Ragnar Relay: Adaptive runners take on 200-mile challenge

Linked by a common thread, the ultimate road race is the next challenge that lies ahead for a group of adaptive female runners from across the United States. The group came together this past weekend to take on the approximately 200 mile Ragnar relay race from St. Paul to Duluth.

"I'm so stoked about it. It's something I've wanted to do for a long time," said Amanda Munkeby, an adaptive runner from Northern Minnesota.

This Ragnar Relay team is unlike any other, as all six women are either physically or visually impaired. They've named their team "Call Me Athlete," a moniker that encapsulates their determination and spirit.

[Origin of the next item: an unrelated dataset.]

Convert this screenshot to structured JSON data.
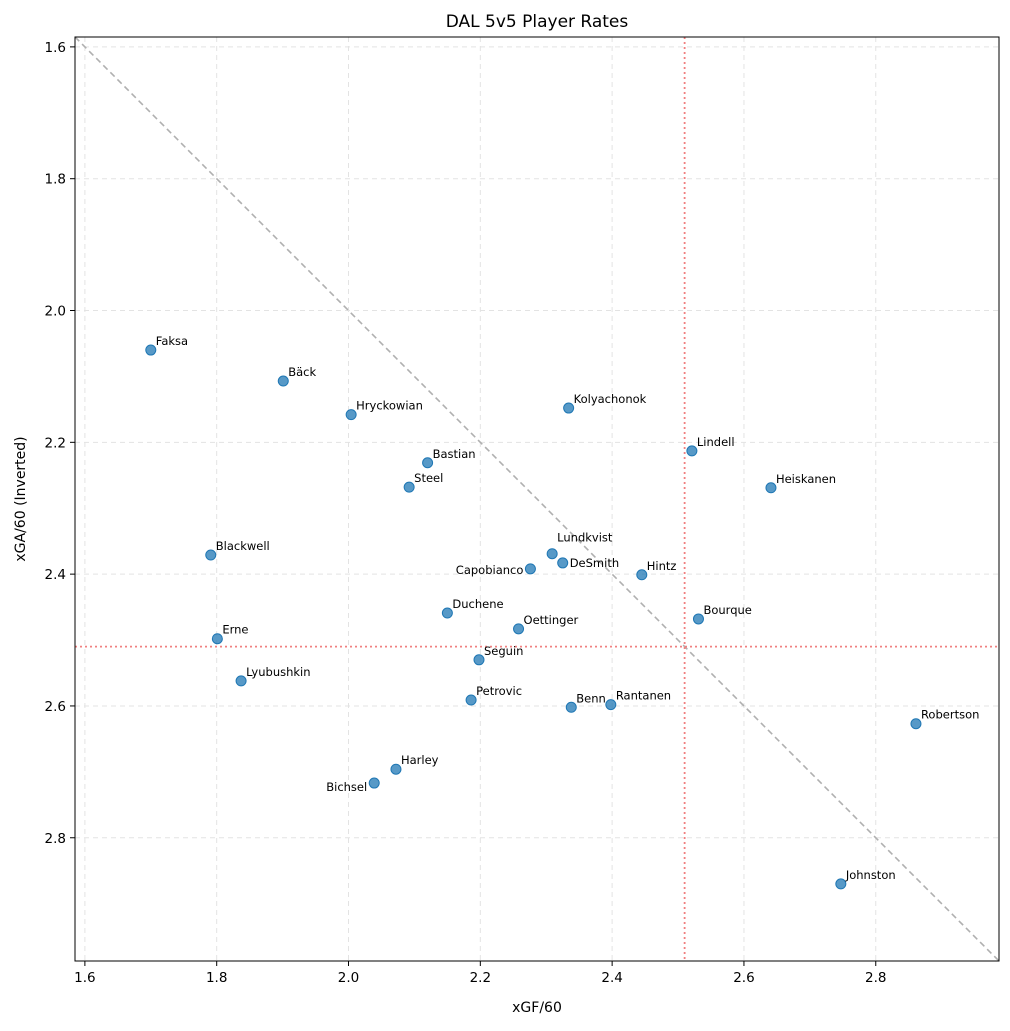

"I've done this before and I know how crazy it is, so the moment it was offered to me again I was like, yes, I'm still that insane; let's do it again," said Alison Lynch, an adaptive runner from New York City.

While the group was mostly strangers before doing the race, their camaraderie extends beyond their disabilities. 

"Even though how we have to adapt is different, we still have that bond of adaptation," added Munkeby.

The team's mission isn't just to highlight what adaptive athletes can do, but to challenge able-bodied individuals to see them as an athlete first. 

"We're doing this not just to put a highlight on what adaptive athletes can do but also just that we're a group of really strong women who put together this team and we're amazing no matter what," Lynch said.

The team was sponsored by amputee non-profit Wiggle Your Toes, along with the Ragnar race itself which waived all entry fees.

"I get goosebumps to think about how fortunate we are that we can take all these things and use them to inspire and encourage others to follow in our footsteps," said Ivonne Mosquera-Schmidt, a former Paralympian from Bloomington, Minnesota.

For these women, every race is another step in the mission of eliminating stigma—one stride at a time.

"We never want to be the token group. We want to put the fact that we are strong, able women first," concluded Lynch.